Brexit is about Geoeconomics. And the actors implied are the usual suspects: states and corporations; and the sum of both, the perennial National Interest. Brexit is not about staying in or out of the EU. The main concern lays on the ability of governments to offer attractive tax cuts to companies willing to offshore their corporate taxes, the financial prowess it entails, and with that, the geopolitical strength it can give to a country.
The EU is the intellectual pretext of the aforementioned conflict. As a matter of example, threatening the UK with exclusion from the Single Market is an empty threat. They know it in London, they know it in Brussels but it is a good excuse to publish loud headlines, and avoid the crux of the matter. Essentially the biggest commercial partner of the UK is the US, country with which the UK has no commercial treaty. On the other hand, Great Britain has the biggest trade deficit with Germany. Thus, a trade deficit does not interest any of the parts. So the UK will certainly have the same commercial relation with the continent, either in the Single Market, under any other umbrella, or state vis-à-vis state. Why? Because it is in the interest of both the continent, and the UK to keep trading.
The only danger of the Single Market lies in the way it is used. Should the European market become too integrated with the Eastern powers through the OBOR plan, a dangerous economic block would emerge. Economics is never neutral; it often turns geopolitical. This is an especially interesting case. If China manages to implicate Eurasia in its political, industrial sphere, China would become the first non-liberal world power, making Europe a possible hostage of this situation. An economic partnership with the United States should be arranged, to resist the onslaught coming from the East. But even if this so called Eurasian integration is unlikely to happen, the Deutsche Bank has already compromised $3B in OBOR infrastructure projects.
Things could get trickier for the British when it comes to the financial passport. Passporting, is the right of any European Economic Area (EEA) business to operate in another EEA country without needing further authorization in each country. This is especially interesting for London once it is fully out of the EU, because it removes bureaucratic costs, but it is of great importance for the City of London and its financial services. The City of London Corporation is a major clearing centre, and recently has become the second-biggest offshore clearing house for the Yuan. However, after the Brexit referendum, some pessimistic voices warned about the capacity of the City of London to continue acting as a clearing centre for the Yuan after the British withdrawal from the EU. However, according to SWIFT, in full Brexit unravelling, London ranks first as a clearing centre for the Yuan.
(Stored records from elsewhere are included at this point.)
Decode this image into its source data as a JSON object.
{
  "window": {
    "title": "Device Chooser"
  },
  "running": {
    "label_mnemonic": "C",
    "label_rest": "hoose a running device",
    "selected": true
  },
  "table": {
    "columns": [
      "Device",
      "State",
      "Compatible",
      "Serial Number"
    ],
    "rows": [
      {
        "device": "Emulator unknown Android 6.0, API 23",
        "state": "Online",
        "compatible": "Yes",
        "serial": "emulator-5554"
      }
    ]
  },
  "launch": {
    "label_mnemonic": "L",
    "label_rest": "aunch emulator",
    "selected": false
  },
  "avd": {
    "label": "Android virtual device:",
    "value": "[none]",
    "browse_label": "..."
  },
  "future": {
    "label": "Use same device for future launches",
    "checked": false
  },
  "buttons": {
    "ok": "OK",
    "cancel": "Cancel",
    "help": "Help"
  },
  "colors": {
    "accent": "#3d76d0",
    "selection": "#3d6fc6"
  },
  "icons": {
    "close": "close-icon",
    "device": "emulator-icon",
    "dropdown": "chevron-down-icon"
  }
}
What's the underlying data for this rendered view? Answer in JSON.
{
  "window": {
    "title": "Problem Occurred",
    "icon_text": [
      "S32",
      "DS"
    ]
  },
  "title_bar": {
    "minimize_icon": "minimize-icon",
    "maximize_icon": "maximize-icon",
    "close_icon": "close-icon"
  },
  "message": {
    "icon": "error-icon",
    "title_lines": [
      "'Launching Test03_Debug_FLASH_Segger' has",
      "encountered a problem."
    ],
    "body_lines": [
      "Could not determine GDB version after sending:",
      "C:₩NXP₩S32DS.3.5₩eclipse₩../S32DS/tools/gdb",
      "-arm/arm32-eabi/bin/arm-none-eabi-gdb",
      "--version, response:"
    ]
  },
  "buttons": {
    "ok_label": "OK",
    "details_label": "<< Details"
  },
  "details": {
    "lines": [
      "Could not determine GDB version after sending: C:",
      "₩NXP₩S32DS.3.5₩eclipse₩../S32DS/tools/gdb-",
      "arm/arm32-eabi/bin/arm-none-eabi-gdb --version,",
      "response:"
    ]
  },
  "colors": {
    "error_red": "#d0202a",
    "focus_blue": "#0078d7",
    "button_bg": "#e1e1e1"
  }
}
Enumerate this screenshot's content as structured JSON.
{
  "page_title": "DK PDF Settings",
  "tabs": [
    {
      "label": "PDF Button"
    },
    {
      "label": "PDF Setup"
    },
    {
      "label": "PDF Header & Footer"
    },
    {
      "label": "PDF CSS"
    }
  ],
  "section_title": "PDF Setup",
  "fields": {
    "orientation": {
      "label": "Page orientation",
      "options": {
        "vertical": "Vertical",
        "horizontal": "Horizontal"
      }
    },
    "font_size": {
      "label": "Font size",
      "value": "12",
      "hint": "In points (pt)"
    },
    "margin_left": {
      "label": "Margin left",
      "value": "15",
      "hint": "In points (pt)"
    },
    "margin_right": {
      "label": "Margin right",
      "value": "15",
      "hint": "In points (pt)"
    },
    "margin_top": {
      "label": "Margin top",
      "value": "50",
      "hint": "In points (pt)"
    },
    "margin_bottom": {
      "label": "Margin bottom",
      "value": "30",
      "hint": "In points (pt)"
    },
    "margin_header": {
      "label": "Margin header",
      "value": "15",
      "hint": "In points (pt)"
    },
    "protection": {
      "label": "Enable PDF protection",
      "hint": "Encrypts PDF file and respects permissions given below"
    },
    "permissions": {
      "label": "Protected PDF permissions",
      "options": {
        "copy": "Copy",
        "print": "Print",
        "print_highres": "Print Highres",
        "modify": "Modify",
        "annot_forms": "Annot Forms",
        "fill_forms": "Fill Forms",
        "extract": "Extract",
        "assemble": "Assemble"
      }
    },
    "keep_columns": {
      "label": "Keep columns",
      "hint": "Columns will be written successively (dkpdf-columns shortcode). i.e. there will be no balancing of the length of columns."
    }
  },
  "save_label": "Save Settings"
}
The biggest battle in the Brexit war lies in the overseas territories of the British Crown. Last year, the European Commission published an eclectic list of 17 territories accused of being tax havens, among others: Panama, Barbados, United Arab Emirates, Macau, Bahrain, etc. Of the 17 states, none belong to the British overseas territories nor is a dependency of the British Crown. However, according to a story from The Independent, this situation might change in the near future, because the EU will start to set its sights on territories suspected of being tax havens; such as “Anguila, British Virgin Islands, and the Turks and Caicos islands.” However, the EU might discover that the breadcrumb trail leads to Europe. A study by Oxfam (World’s worst corporate tax havens exposed) reveals that some of the top 15 worst tax havens are in Europe, and in the very EU. The so-called “worst tax havens” are the (3) Netherlands, (6) Ireland, and (7) Luxembourg. Surprisingly enough, a study by the University of Amsterdam, shows that the offshored corporate taxes are mainly allocated in the (23%) Netherlands, (14%) the UK, and (1%) Ireland. Ironies of fate, the Deputy Prime Minister of the Netherlands has stated that he will block any trade arrangement that goes without specific measures to tackle corporate tax fraud. On top of it all, there is the Kafkaesque situation of the President of the European Comission, Jean-Claude Juncker, who for 18 years as a Prime Minister of Luxembourg, did all he could to block any EU effort to fight against corporate tax avoidance.
Brexit unmasks the power behind the institutions. Because even if we see well dressed man and woman, representing supranational institutions, and state governments, the negotiation are not meant to affect the latter. Institutions and governments are used as a leverage to accomplish other objectives, like those mentioned before. But well-dressed men always seem to help. Thus, we have seen a more or less expected ally of the City of London. The French Prime Minister Emmanuel Macron stated “the French would have left the EU if they were asked to leave the EU in a referendum like the British.” It looks like the new Pompidou will be an accomplice of the European reform that Brexit might unleash.